Hen Harrier

The Hen Harrier is a hawk of sorts whose body will measure between 45 and 55 centimeters long with a wingspan that may measure as much as 120 Cm in width.

The plumage will vary greatly between males and females, and the females will be larger in most cases than the males, and can weigh as much as one and one half times their weight.

The Hen Harrier
The Hen Harrier

The male is mainly grey above and white below his tummy except for the upper breast which may be grey like his upper areas and the tail which is primarily white.

The female is brown, with white upper tail coverts, and as a consenquence the females and their juveniles are often called Ring tails.

The Hen Harrier is in fact a medium sized raptor which will breed in the moors, bogs and in European farmlands, where they will nest on the ground, an unusual habit for the raptors.

The females produce four to six mottled white eggs, which require about 30 days to hatch.

In the winter time, the Hen harrier lives in the open country, will roots in communities, very often with merlins.

In winter, the Hen Harrier is a bird of open country, and will then roost communally, often with Merlins.

Hen Harriers hunt small mammals and birds, surprising them as they drift low over fields and moor watching for prey and then diving down rapidly to grab their prey in sharp hook like talons.

The Hen Harrier has a very large ranging area, over several continents and are estimated to be at about 1 million individual animals world wide, however there is evidence of a population decline, primarily due to poaching and loss of habitat.
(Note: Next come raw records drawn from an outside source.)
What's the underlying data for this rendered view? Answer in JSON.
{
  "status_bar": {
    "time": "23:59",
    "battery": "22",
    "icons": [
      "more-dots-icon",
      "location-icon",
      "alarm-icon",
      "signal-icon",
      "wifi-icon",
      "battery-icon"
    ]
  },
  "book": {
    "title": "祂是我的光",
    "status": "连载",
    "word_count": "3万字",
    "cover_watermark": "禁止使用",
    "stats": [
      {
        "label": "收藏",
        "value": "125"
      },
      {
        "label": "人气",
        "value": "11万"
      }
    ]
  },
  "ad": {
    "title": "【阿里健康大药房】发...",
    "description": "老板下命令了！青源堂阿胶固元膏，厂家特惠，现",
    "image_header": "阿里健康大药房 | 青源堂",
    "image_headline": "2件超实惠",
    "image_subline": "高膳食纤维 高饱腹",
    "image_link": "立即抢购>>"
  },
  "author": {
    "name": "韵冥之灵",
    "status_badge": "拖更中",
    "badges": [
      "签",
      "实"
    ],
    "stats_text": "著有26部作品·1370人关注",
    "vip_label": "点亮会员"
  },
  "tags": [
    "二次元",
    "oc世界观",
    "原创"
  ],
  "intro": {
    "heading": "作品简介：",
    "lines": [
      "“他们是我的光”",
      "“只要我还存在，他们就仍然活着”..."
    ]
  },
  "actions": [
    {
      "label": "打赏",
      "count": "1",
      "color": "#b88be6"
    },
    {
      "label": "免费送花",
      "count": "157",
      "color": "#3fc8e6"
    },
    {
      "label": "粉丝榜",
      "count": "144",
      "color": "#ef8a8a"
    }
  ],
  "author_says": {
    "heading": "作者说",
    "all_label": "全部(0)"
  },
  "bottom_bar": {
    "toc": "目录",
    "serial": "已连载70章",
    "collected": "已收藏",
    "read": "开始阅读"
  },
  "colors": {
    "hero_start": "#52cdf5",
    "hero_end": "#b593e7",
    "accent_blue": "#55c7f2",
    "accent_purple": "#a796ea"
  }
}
They are not yet a concern to the IUCN Red List, which requires that more than a thirty percent decline must take place in ten years or less to promote the species to a species of concern.

It is consequently evaluated as a species of least concern.
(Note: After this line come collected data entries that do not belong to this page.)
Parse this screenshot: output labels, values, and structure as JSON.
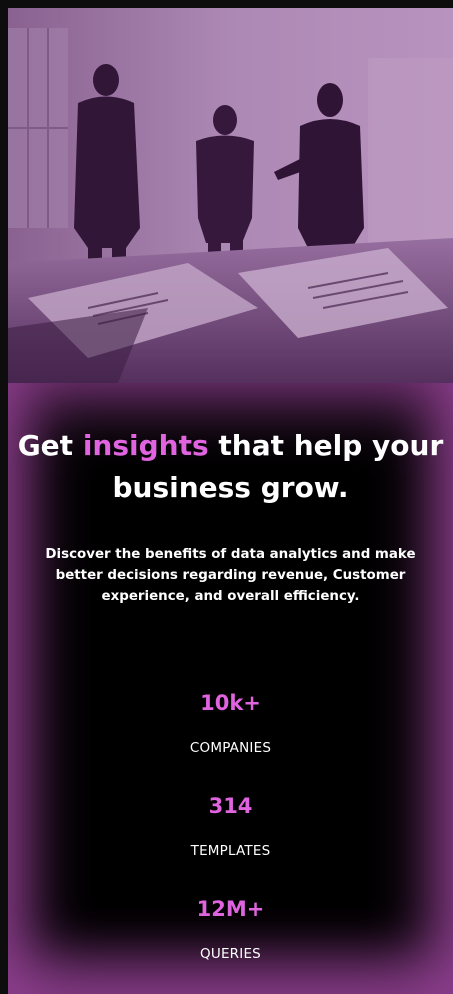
{
  "hero": {
    "image": "business-meeting-photo"
  },
  "headline": {
    "prefix": "Get ",
    "accent": "insights",
    "suffix": " that help your business grow."
  },
  "description": "Discover the benefits of data analytics and make better decisions regarding revenue, Customer experience, and overall efficiency.",
  "stats": [
    {
      "value": "10k+",
      "label": "COMPANIES"
    },
    {
      "value": "314",
      "label": "TEMPLATES"
    },
    {
      "value": "12M+",
      "label": "QUERIES"
    }
  ],
  "colors": {
    "accent": "#e063e0",
    "background": "#000000",
    "glow": "#c85ac8",
    "text": "#ffffff"
  }
}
The video below offers a glimpse of these magnificent bird an adult male visiting the birds nest with a gift of a rat.

In the United Kingdom Hen Harriers suffer some level of persecution by gamekeepers of shooting estates, primarily those of the Red Grouse, resulting in some level of localized damage to the birds. This did gain some high profile attention in October of 2007 when the police investigating the killing of two Hen Harriers on Sandringham estate interviewed the Prince Harry and a friend during the investigation.There were not charges filed to anyone and the police could not find proof sufficient to prosecute anyone in connection with the shooting. Scottish Natural Heritage, launched a program recently The Langholm Moor Demonstration Project (LMDP), a 10-year investigation, costing £3 million, to see whether grouse and raptors can live side-by-side harmoniously.